How to gift an ounce of gold to each of my adult children?

@MCD9861 , note that  a gift  has   (a)  basis  same as that of the donor  and (b)  if below the  yearly free amount does not require any reporting.

The best /sure way to avoid  capital gains tax on a "gift"   is  not  gift  to the recipient but  pass the item as inheritance i.e. use the basis  "step-up" at the passing of the donor.   Keep the item  ( ear marked  for the recipient ) as  marital/ family asset    as inheritance  for the recipients. 

 

Does this answer your query ?  Or  have I mir-interpreted  your question ?

MCD9861
New Member

How to gift an ounce of gold to each of my adult children?

I very much appreciate your taking the time to respond, but I still have the same question. Thank you very much for your time!

I don’t know how to establish the cost basis because my friend gave me these two bars of gold in 2022. He put them in my hand and said, “Here, these are for you.” I have no paperwork and he died 18 months later, so I can’t ask him for any receipts.

 

I would like to wrap these for Christmas and give them to my son and daughter as a gift. They are young adult adults and I don’t want them to have to wait another 0 to 30 years for me to die before they can use them. 

 

What I was trying to learn is how I can establish the cost basis so that when they sell their gold at a time that is most useful to them, they will only pay capital gains on the actual gain from the time it was given to me.  Based on your answer, maybe that doesn’t even matter? 

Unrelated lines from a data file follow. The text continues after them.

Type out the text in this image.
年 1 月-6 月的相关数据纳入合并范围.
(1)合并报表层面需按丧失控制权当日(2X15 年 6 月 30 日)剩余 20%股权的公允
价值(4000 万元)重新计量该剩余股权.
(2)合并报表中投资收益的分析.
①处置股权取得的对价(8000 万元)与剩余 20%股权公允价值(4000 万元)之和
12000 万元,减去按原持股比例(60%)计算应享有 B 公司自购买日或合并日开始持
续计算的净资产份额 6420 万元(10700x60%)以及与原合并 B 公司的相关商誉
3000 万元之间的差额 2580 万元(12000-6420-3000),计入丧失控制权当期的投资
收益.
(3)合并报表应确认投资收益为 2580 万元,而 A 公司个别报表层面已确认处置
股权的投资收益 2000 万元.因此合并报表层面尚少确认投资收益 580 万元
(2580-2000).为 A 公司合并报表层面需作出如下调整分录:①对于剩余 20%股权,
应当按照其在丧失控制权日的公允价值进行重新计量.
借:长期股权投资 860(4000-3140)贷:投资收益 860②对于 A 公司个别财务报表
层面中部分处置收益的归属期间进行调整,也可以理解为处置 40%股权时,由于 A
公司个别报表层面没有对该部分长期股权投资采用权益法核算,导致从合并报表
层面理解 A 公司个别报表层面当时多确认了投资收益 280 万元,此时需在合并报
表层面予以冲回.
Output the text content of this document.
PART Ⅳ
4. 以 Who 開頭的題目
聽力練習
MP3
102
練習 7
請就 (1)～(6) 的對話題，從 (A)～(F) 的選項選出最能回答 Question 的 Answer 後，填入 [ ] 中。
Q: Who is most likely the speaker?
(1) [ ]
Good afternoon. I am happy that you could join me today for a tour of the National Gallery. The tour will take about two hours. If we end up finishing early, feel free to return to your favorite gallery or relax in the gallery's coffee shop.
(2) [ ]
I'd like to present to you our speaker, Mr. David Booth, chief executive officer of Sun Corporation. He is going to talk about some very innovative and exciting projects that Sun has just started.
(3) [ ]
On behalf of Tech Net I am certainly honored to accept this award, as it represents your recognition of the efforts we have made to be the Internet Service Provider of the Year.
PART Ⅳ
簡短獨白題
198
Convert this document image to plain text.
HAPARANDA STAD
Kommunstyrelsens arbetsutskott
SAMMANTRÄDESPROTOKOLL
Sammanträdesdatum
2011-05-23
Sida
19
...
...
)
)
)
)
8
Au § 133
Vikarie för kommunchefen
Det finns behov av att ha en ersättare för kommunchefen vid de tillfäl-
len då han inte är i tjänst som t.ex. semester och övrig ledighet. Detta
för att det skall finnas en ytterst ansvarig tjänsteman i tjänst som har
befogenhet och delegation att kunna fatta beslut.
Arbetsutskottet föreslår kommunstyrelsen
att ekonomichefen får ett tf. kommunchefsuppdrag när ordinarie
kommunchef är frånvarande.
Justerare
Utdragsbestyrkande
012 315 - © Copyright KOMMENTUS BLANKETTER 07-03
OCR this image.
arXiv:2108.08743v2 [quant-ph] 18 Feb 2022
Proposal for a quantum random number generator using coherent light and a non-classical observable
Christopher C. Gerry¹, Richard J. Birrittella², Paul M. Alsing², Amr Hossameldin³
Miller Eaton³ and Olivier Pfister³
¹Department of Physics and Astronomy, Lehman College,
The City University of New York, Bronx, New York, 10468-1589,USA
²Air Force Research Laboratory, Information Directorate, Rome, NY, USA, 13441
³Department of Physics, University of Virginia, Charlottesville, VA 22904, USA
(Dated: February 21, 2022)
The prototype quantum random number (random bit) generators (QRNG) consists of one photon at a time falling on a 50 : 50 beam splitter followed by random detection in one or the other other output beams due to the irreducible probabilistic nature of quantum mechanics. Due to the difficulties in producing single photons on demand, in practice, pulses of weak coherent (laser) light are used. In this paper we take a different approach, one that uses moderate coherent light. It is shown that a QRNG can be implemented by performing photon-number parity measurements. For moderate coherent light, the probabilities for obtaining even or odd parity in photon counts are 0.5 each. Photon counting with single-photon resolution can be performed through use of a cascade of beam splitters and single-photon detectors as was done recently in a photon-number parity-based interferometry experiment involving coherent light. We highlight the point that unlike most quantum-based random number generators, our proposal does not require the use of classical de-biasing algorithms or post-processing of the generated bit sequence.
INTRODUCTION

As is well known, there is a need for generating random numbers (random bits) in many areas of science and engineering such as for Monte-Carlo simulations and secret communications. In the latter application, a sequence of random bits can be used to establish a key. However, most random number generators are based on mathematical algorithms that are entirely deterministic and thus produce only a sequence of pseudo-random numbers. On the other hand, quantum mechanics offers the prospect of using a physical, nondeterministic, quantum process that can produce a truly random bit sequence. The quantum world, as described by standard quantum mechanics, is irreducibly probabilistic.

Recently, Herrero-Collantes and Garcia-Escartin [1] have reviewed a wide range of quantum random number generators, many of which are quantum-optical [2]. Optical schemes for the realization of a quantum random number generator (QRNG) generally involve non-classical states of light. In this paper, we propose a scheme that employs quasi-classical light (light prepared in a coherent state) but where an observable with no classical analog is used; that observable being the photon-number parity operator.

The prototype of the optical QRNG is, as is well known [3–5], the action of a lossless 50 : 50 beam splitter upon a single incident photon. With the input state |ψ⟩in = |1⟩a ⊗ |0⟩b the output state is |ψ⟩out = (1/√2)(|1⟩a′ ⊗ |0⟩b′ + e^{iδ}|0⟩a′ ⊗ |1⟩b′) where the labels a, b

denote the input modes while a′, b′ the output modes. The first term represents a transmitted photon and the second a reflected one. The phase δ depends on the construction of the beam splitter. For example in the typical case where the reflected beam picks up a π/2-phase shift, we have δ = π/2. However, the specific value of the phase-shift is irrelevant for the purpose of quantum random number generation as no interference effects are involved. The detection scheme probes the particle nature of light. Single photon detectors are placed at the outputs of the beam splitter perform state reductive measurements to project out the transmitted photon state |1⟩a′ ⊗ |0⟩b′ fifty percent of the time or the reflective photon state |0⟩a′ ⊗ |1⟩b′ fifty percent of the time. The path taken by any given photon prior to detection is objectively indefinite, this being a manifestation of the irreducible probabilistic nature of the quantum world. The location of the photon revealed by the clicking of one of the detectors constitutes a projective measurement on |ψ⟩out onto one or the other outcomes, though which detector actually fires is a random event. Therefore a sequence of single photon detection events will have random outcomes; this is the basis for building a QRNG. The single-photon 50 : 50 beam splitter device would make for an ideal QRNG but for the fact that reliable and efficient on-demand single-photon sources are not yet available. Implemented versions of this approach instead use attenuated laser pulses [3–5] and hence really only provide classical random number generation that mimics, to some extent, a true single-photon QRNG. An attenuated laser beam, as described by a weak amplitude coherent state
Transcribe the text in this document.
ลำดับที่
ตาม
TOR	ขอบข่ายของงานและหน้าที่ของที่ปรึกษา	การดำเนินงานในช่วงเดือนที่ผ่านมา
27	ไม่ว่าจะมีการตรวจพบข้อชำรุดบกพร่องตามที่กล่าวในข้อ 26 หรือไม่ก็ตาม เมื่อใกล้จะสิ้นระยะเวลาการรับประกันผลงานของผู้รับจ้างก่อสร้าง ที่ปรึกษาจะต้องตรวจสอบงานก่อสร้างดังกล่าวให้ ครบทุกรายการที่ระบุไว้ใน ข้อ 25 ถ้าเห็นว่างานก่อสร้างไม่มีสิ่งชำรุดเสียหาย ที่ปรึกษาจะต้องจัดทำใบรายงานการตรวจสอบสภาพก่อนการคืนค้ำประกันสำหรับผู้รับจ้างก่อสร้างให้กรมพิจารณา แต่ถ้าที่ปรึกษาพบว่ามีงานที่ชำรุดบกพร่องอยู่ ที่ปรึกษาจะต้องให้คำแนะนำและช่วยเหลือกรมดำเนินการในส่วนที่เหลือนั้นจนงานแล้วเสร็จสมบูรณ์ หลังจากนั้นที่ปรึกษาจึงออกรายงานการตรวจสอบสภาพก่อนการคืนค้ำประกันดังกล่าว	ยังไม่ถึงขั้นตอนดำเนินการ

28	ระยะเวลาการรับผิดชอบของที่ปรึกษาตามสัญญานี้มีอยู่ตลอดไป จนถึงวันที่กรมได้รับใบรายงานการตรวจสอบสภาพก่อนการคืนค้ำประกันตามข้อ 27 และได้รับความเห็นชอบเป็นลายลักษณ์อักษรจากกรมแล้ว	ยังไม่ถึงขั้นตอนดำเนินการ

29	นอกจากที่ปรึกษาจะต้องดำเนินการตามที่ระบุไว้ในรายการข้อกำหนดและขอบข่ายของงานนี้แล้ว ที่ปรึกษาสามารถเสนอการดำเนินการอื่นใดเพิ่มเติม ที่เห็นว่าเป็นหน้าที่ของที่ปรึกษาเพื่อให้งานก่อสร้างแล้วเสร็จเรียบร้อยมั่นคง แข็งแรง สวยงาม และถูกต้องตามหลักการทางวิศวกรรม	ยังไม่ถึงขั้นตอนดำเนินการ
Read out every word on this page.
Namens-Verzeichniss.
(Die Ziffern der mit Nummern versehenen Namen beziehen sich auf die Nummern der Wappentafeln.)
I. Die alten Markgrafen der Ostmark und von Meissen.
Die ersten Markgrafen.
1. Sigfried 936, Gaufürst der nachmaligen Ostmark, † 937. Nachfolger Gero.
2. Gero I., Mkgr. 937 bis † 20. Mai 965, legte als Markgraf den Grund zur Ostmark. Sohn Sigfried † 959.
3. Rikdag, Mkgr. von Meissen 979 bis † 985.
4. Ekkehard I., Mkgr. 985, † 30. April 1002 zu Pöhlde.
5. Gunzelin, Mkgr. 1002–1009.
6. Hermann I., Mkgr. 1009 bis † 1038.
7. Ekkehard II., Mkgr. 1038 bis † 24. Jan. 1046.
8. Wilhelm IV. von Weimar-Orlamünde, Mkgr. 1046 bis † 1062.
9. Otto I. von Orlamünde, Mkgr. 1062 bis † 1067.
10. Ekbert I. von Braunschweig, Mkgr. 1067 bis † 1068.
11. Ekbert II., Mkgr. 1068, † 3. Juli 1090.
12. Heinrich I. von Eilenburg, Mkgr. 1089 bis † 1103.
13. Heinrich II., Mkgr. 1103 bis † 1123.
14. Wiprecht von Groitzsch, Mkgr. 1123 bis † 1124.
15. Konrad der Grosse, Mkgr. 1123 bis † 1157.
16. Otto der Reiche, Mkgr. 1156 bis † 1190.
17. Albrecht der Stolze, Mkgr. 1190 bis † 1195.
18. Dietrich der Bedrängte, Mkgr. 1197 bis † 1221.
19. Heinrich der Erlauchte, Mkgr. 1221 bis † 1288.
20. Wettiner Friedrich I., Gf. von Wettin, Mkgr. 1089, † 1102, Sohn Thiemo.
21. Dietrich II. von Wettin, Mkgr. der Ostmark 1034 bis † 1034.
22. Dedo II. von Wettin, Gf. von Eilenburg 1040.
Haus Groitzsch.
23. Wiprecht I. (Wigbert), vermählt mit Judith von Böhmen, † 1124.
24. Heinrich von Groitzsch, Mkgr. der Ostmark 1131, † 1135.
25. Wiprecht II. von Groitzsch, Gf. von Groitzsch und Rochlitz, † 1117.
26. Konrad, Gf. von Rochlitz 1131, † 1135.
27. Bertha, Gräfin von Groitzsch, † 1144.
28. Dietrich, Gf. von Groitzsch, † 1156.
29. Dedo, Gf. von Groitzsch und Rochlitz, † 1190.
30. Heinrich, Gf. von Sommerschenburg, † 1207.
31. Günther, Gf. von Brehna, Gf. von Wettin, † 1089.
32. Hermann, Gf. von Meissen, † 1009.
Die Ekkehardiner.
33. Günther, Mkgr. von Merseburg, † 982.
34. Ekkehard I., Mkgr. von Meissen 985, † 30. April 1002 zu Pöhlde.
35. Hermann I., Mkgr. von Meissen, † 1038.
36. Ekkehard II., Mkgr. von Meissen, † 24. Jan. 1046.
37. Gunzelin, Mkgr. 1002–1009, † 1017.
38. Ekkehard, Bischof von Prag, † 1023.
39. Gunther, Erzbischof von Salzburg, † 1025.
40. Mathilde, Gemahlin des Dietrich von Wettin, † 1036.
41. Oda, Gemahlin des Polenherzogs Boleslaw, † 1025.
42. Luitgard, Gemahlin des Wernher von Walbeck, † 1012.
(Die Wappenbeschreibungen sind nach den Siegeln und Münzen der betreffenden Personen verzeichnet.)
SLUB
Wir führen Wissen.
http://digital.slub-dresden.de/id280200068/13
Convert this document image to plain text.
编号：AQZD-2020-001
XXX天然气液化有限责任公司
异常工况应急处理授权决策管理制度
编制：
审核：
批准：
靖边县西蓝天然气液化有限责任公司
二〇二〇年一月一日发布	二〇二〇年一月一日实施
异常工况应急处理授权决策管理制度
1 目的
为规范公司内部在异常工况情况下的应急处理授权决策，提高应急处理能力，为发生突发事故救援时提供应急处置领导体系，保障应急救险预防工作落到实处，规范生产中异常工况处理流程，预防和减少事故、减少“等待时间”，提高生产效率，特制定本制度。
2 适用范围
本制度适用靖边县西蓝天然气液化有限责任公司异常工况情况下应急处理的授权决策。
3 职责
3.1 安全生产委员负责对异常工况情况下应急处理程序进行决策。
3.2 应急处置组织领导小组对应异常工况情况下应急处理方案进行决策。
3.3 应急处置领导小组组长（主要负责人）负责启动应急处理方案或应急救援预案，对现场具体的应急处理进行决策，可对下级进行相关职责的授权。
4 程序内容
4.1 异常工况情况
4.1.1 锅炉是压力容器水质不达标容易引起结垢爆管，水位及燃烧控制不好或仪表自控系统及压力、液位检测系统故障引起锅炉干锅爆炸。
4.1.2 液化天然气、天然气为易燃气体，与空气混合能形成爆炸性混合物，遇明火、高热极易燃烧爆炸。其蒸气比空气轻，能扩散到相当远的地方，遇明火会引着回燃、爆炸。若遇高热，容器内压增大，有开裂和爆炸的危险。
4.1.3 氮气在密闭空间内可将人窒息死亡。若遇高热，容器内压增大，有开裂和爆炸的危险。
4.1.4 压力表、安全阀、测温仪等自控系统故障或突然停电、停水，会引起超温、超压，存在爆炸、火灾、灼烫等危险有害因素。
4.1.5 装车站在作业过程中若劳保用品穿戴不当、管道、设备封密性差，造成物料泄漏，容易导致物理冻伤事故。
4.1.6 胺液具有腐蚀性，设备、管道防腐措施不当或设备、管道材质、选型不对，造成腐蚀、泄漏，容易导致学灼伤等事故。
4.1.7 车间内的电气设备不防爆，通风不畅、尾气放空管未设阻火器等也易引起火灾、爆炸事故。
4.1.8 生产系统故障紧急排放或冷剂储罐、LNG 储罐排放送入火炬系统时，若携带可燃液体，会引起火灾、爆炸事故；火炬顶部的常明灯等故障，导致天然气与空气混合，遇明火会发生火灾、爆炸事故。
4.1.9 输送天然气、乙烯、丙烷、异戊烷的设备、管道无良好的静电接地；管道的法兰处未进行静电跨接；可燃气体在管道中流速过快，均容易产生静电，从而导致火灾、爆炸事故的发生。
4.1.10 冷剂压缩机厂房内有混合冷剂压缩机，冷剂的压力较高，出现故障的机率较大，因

I think you are trying to help me understand that they can each sell their one ounce as long as the payout is under the amount that the gold buying company is required to report (I think that is currently $10,000 or less). I’m reading that hold is predicted to go up around $3000 per ounce in 2025. At that price and because they are so young, I guess if I give them this gold, they will both sell LONG before it could ever reach near $10,000. 

Is that all I need to know? 


Thank you!!! 

 

pk
Level 15
Level 15

How to gift an ounce of gold to each of my adult children?

@MCD9861 , in that case  ( i.e. you want to gift  the bars  for Christmas ), just ignore  all other consideration  and put these under the tree. Their basis ( for  Cap gain/loss purposes  and in the distant future ) would be the same as yours, which is  Fair Market Value  when you received  these as gift  ---  You can use  KitCo, JMBullion, Yahoo etc. for  spot gold price  around thew time your friend  bought  ( or failing that, when you  the gift ) the  1 oz. bars.  All you are trying to do is "best effort" determination.    Note that depending on circumstances  and/or desires, people often convert the bars to Jewlery  and the ignore the basis, because they never intend to sell the  bars.   Others ignore everything and  hold the item till passing on to his/her progeny as gift.  It is not worth worrying about because the  future  is so uncertain.

That is my view on this.

 

Is there more I can do for you ?

 

Merry Christmas

 

pk

MCD9861
New Member

How to gift an ounce of gold to each of my adult children?

Thank you. 

I guess we are to make our best guess as to what the rules are so we can hope to follow them. 

I am going to give them. I still have no idea how one records or proves their base value at the time they are gifted. Given that my son and daughter are in their 20s and who’ll likely sell them in the next year or two, the transaction would not be reported since it be so far below $10K. After many hours of searching articles over the past few months, that is all I can gather.